Yeah, I agree this isn’t a “Stop the presses!” moment. Or more to my point, “Post and blast this now!” story. But I’m talking about trends in the CE business, so bear with me.

One thing that hasn’t changed in the CE business since 1999 is predatory pricing and scant margins.

Here are a handful of things have changed in CE since then. After a decade of focus on big screens and HDTV, tablet PCs and smartphones are all the rage. PlayStation Network has become a vital business element for Sony, which makes its hacking all the more serious. (Heck the Pentagon reportedly said last week that computer hacking could be “an act of war.”) Samsung, once a low-end CE supplier is now number 1 in TV sales in the U.S., according to NPD Group. Today’s connected TVs have more “computer” firepower than the PC TVs which debuted and died in the 1990s.

The fear back then was that dot.com retailers and manufacturers running their own stores would become major headaches for established brick-andmortar stores.

If you took a close look at the TWICE Top 100 CE Retailers Report which we released May 23 and you can see the future is now. Number 4 Amazon.com had a 72 percent CE sales gain during calendar year 2010, and Number 3 Apple Retail Stores had a 25.8 percent sales gain.

Forget that Walmart with CE sales more than double that of Apple Retail Stores and Number 1 Best Buy, which has four times the CE sales of Amazon. The talk of the industry – and Wall Street – has been Numbers 3 and 4.

The size of Best Buy’s stores – traditionally seen as a strength – is now considered a weakness by some along with the perception (I stress the word perception) that it doesn’t do a good job online. Walmart clarifies in this issue of TWICE how its revamped CE strategy which rolled out last year is performing and how it is tweaking it in 2011.

Apple has thrived not just because it designs great products and knows how to sell them, while Amazon, a retailer by trade, has become immensely popular not just because it has created a winning hardware/software ecosystem for CE products.

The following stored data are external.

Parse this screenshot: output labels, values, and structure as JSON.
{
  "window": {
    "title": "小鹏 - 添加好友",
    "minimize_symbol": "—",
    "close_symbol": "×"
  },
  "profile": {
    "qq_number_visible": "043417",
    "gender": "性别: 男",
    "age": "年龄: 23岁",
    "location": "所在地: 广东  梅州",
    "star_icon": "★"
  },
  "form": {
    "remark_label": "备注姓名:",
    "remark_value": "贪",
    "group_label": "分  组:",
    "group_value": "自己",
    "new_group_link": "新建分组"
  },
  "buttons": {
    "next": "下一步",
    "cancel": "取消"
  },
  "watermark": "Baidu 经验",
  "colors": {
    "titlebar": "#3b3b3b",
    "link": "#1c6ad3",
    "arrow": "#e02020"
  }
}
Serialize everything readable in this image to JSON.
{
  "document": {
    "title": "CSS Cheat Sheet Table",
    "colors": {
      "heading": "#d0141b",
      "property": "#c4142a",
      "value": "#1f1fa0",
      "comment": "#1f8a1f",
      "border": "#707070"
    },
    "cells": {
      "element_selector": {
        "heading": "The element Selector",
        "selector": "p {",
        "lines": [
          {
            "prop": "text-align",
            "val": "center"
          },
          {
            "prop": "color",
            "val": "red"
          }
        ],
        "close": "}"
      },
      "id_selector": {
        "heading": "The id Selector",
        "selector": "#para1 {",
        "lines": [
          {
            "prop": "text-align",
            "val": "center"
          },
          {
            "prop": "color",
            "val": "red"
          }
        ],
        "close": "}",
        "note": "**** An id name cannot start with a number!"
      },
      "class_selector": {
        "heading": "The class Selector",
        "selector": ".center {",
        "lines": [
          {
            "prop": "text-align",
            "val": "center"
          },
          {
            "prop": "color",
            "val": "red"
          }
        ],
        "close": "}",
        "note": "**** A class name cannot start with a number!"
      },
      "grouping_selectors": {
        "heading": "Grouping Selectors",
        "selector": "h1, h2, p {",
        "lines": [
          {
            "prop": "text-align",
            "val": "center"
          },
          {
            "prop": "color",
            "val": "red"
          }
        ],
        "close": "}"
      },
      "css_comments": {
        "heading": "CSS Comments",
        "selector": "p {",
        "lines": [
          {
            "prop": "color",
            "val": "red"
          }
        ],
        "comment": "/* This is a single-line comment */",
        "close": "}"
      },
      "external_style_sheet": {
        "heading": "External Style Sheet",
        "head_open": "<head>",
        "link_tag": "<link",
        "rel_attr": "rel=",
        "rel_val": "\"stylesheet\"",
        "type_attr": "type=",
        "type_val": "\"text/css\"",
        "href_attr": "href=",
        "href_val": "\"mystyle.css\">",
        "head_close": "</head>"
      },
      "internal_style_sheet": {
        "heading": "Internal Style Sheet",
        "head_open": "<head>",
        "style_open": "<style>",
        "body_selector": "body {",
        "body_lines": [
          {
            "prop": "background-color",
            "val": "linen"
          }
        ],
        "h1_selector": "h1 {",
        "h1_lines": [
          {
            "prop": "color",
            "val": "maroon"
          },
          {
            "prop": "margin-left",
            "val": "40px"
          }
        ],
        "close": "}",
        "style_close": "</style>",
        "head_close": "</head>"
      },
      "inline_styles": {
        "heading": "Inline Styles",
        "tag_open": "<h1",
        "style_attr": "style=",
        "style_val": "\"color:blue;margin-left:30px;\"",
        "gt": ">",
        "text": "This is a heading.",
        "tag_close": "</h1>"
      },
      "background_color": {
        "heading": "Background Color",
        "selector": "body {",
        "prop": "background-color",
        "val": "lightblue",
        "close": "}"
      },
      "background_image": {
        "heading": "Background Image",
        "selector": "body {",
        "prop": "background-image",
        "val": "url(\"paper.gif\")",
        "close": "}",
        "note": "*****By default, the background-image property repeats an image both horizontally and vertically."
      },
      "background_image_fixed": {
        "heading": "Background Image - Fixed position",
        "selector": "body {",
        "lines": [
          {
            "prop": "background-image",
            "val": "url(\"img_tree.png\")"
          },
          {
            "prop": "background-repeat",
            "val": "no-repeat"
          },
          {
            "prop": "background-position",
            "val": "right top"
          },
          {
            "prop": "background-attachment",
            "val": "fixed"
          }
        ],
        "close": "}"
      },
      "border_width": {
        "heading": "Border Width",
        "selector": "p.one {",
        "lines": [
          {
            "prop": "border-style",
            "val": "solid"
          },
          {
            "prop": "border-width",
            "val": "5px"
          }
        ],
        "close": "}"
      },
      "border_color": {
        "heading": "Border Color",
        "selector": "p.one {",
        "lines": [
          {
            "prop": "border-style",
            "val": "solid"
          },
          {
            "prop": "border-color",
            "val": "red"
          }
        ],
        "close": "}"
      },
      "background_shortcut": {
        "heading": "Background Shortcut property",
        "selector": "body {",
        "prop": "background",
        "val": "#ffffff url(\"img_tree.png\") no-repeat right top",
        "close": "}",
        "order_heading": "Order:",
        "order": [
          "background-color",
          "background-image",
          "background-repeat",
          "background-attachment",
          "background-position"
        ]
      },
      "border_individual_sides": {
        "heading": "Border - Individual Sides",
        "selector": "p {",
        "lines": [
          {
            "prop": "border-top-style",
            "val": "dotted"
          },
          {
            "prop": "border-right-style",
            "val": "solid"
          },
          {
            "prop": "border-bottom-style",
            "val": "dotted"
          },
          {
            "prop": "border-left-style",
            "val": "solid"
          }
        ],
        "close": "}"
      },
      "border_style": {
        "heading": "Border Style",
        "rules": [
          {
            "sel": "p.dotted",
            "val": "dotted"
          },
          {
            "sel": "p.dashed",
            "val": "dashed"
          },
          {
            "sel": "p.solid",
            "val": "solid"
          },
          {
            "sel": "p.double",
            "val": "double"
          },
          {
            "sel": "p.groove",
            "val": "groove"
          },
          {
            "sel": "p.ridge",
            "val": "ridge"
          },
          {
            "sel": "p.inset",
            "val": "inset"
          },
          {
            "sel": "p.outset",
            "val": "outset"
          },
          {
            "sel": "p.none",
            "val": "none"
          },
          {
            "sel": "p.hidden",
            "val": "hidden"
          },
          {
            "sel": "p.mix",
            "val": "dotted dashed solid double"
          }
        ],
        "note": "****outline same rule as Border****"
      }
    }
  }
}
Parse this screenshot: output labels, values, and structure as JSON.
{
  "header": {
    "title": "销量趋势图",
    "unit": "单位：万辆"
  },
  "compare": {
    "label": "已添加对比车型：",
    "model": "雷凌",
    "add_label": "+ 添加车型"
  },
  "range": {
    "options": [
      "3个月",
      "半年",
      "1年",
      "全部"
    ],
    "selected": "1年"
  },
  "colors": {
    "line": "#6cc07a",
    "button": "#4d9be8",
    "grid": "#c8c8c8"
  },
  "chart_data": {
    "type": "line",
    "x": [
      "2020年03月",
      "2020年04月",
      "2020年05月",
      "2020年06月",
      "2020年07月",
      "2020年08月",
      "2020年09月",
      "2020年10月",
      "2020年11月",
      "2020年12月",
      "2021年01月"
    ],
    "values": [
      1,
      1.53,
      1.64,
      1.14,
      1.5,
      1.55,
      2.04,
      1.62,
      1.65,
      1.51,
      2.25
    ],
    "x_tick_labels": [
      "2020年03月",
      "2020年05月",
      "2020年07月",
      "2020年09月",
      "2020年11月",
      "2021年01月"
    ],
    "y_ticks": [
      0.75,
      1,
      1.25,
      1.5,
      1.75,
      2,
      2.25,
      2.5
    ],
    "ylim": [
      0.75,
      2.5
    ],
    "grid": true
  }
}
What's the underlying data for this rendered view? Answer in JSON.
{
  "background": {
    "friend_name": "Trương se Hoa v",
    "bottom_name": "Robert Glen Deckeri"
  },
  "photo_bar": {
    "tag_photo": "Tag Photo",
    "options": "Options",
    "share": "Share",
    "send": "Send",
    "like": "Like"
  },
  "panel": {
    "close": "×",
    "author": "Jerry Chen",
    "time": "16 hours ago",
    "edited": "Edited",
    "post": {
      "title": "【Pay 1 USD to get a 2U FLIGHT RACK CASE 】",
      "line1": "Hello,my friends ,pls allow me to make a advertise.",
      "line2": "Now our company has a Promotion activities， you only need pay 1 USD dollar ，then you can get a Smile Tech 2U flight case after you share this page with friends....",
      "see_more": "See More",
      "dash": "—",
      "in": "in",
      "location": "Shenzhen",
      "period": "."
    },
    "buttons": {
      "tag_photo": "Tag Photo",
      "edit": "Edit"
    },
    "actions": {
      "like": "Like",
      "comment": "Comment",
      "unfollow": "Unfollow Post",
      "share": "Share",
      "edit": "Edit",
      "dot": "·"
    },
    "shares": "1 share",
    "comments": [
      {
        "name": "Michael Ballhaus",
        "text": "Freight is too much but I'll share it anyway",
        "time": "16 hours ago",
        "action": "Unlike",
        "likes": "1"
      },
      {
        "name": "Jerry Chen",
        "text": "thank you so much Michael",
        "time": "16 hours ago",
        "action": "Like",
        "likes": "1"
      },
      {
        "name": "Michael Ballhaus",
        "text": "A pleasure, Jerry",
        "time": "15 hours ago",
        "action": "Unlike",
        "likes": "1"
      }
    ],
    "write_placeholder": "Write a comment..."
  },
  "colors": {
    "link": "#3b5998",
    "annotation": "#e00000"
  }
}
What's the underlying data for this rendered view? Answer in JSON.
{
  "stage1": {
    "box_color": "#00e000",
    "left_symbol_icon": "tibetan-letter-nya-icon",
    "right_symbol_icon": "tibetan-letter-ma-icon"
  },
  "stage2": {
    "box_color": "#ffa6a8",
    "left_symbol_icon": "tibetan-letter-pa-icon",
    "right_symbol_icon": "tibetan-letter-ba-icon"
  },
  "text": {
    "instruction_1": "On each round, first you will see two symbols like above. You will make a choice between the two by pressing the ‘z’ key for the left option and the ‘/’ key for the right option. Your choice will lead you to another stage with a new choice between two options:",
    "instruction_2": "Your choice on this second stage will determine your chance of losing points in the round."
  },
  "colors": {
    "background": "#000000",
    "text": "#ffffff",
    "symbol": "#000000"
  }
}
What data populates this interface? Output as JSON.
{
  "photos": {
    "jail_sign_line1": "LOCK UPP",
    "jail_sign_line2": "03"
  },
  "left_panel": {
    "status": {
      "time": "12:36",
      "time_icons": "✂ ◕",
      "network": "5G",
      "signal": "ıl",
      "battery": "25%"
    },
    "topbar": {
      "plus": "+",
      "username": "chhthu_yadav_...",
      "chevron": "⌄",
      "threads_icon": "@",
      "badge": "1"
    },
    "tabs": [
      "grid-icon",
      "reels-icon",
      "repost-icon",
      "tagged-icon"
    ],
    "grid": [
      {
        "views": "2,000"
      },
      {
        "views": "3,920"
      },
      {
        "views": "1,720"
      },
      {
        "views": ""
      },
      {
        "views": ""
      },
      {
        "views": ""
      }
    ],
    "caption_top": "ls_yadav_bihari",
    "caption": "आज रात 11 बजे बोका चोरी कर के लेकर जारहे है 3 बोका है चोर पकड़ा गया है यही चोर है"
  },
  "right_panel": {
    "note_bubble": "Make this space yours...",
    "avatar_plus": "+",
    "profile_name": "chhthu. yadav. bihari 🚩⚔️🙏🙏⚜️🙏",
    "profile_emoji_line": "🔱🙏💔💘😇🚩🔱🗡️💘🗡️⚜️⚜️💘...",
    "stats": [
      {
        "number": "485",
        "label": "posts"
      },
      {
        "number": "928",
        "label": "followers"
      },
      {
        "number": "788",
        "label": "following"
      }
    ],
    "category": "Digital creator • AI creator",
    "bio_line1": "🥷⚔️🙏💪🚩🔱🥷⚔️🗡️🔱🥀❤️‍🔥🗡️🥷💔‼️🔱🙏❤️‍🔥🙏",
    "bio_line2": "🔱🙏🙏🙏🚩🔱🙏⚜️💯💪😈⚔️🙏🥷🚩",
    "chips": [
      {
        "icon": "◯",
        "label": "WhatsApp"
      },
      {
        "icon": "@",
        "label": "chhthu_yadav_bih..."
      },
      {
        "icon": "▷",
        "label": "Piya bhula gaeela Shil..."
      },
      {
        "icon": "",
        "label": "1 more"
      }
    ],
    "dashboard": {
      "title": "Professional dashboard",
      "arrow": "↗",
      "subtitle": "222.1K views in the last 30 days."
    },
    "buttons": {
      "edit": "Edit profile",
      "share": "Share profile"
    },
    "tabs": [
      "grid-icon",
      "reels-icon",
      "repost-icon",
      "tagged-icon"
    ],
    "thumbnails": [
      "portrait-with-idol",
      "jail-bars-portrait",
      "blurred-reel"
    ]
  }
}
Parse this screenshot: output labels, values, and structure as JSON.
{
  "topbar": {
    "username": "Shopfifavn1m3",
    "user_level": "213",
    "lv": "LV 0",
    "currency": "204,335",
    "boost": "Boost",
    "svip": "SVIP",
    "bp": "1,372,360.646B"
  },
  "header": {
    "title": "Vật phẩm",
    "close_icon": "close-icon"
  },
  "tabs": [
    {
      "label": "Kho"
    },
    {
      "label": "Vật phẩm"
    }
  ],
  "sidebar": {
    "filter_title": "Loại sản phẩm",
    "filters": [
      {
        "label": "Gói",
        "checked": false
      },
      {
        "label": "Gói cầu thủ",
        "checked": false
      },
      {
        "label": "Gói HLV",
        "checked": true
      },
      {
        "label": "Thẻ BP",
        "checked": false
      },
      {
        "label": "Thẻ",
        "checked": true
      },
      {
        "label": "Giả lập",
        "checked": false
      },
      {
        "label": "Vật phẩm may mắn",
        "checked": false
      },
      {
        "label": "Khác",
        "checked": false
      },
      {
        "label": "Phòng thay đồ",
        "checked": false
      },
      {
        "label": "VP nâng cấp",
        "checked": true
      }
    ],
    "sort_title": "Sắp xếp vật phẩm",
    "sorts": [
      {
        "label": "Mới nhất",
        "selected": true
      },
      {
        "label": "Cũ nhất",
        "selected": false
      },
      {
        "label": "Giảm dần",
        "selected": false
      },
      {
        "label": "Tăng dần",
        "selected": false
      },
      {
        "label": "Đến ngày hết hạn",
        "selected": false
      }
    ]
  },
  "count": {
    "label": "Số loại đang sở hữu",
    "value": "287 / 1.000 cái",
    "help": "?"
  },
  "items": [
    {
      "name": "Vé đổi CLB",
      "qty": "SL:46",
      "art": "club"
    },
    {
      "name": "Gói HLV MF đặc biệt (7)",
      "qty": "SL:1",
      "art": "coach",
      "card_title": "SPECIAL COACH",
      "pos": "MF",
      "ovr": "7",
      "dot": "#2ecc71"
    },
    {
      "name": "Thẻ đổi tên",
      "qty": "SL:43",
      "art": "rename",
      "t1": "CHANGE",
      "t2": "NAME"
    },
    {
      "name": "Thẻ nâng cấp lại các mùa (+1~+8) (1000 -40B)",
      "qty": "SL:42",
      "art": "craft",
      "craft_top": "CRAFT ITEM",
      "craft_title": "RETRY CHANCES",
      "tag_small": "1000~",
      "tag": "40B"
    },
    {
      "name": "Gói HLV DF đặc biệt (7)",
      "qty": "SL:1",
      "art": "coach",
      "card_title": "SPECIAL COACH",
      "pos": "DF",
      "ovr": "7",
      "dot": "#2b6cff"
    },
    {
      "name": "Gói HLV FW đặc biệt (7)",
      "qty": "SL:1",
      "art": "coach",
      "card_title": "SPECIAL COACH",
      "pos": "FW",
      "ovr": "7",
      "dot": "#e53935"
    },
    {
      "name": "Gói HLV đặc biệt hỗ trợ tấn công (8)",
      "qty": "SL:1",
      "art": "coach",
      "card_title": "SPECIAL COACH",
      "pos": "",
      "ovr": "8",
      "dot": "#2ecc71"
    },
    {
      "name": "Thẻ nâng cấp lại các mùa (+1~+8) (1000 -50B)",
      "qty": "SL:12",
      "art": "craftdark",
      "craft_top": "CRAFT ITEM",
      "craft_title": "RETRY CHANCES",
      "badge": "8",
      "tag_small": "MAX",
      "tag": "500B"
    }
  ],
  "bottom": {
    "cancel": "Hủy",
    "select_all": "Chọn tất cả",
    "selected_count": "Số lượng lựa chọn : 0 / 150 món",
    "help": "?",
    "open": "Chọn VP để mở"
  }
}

Apple and Amazon seem to play by different rules – and I don’t just mean the whole controversy on the latter’s local sales tax advantage. They seem to know today’s trend-setting consumers – people that were entering high school in the late 1990s – better than anyone.

This demographic has grown up with the internet and tech. They think they know more about technology than the people who run the CE industry. And in some cases… maybe they do.

These new consumers shop and do research with their smartphones and computers (the latter which is supposed to be supplanted by tablets, and quickly) at home and in your stores. And they only have brand loyalty – for a manufacturer or retailer – to those companies that understand their wants and needs.

The lesson to be learned is to know your customers’ wants and needs, and learn it quickly, because the pace of change is something else that has intensified in the past decade and five months.